On a more micro level, a similar problem emerged with the changes in U.S. military leadership that ensued. Joe Steele purging the military of officers who failed in battle had the potential to change the course. It resulted in Omar Bradley being in charge in Europe, and Eisenhower leading the way in the Pacific. Again, this introduces another potential moving part, as the two officers could've made different military decisions than those employed in OTL. But once again, things take an identical course to OTL, which is a letdown.

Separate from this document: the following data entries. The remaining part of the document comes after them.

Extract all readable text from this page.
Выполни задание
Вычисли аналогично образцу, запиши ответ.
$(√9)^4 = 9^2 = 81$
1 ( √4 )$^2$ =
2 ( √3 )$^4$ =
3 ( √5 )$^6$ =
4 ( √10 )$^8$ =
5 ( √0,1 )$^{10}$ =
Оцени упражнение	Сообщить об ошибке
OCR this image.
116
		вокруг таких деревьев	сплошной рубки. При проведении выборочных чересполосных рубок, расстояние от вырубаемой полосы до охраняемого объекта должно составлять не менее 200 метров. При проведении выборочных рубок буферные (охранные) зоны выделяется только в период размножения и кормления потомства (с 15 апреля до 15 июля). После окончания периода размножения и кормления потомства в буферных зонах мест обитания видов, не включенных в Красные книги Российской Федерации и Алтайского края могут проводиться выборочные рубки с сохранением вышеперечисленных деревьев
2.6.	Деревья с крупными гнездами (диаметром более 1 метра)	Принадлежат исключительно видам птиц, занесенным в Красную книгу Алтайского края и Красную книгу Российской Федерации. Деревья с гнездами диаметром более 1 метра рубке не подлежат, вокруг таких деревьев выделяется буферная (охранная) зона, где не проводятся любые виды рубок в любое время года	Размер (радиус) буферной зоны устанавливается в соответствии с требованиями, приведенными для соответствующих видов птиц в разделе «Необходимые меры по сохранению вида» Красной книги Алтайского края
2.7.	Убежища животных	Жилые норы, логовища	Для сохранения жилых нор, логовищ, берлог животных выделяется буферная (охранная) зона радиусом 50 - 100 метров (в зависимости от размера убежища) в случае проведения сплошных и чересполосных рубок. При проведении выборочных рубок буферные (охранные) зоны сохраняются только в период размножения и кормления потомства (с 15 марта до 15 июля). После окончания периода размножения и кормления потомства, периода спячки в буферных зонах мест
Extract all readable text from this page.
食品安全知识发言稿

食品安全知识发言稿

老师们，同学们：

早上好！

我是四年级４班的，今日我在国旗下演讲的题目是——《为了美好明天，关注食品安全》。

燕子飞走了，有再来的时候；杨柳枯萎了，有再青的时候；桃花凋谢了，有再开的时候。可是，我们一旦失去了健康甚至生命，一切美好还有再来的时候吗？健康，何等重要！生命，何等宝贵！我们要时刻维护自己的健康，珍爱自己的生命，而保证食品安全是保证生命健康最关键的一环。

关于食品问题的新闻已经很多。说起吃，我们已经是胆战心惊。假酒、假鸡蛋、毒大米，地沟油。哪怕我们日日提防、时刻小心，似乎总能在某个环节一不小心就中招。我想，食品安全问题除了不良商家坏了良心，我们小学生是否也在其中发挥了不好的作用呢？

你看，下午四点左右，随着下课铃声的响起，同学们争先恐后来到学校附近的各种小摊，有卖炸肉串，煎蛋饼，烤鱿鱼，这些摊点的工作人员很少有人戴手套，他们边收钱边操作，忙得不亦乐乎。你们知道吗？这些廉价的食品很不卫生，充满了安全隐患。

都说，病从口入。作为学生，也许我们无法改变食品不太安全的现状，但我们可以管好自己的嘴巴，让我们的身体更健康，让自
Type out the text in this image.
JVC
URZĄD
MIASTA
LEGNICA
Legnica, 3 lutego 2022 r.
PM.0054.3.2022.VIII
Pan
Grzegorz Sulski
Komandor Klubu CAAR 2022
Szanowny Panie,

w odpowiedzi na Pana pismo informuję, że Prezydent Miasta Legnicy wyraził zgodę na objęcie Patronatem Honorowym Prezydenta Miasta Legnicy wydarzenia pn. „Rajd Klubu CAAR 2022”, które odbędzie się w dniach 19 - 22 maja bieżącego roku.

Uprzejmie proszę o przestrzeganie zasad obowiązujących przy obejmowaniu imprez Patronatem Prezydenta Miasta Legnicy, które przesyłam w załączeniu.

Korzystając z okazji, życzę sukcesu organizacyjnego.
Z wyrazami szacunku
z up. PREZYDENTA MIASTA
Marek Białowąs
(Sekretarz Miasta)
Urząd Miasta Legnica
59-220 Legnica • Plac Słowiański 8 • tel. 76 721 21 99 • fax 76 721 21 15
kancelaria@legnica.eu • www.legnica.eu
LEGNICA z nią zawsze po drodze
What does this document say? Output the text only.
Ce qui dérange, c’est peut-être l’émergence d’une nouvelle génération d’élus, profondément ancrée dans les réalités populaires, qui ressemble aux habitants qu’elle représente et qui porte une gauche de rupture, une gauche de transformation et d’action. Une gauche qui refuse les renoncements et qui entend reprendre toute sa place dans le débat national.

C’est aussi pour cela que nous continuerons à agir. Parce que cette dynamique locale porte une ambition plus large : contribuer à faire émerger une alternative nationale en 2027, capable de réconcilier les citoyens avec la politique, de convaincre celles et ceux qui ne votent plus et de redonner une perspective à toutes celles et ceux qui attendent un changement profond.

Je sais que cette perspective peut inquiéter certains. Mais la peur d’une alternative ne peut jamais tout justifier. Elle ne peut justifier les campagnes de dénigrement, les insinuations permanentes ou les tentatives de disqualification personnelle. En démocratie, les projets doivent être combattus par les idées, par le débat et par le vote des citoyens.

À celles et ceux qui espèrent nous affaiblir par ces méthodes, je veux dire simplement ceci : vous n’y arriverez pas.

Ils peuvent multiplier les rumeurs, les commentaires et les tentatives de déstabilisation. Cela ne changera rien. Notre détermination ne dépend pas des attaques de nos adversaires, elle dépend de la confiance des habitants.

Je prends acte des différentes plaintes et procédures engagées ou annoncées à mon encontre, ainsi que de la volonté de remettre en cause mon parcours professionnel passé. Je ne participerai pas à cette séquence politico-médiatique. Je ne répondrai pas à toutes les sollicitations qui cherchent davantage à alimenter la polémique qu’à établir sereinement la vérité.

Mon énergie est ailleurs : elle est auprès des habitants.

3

It's especially glaring because Turtledove actually paid good attention to a pretty good butterfly closer to home: because Joe Steele is paranoid, authoritarian, and purges people, there's the significant butterfly of no atomic bomb during WWII. Besides providing yet more intriguing, oft-speculated ATL developments (Operation Olympic implemented, followed by Japan divided between a communist North and capitalist South), it's a good attention to detail that shows one of the most likely changes that would've come about because of how Steele was running things. I just wish Turtledove had taken more risks like these when he had the opportunity elsewhere in the story.
Incidentally...poor Japan. It was hard to read just how much that country suffered in this story.
In the end, the story itself was decently written, an engaging page-turner, and as mentioned before, the ending was pretty chilling. I think thematically, the story did a good job of describing the cultural contradictions of this darker, more authoritarian United States, the dilemmas citizens feel as their country becomes stronger, wealthier, and more prosperous, but less free, and how, exactly, they should feel about President Steele's place in history. Just like how TL-191 transplanted Hitler's Germany onto America, we've now seen Stalin's Russia played out in the USA. And while the former did a decent job exploring the scars brought about by destruction, defeat, and genocidal horror and guilt, the latter does a good job of exploring the confusion, uncertainty, double-think, and fear brought about by living under a brutal, yet effective and victorious tyrant. And unlike Khrushchev taking over the USSR, things aren't about to get any better for post-Joe Steele America.
In summary, well-written story with good perspective, interesting themes, and some intriguing changes when it makes the effort, but could've been better if it made full use of what it had to work with. 4 stars out of 5, imo.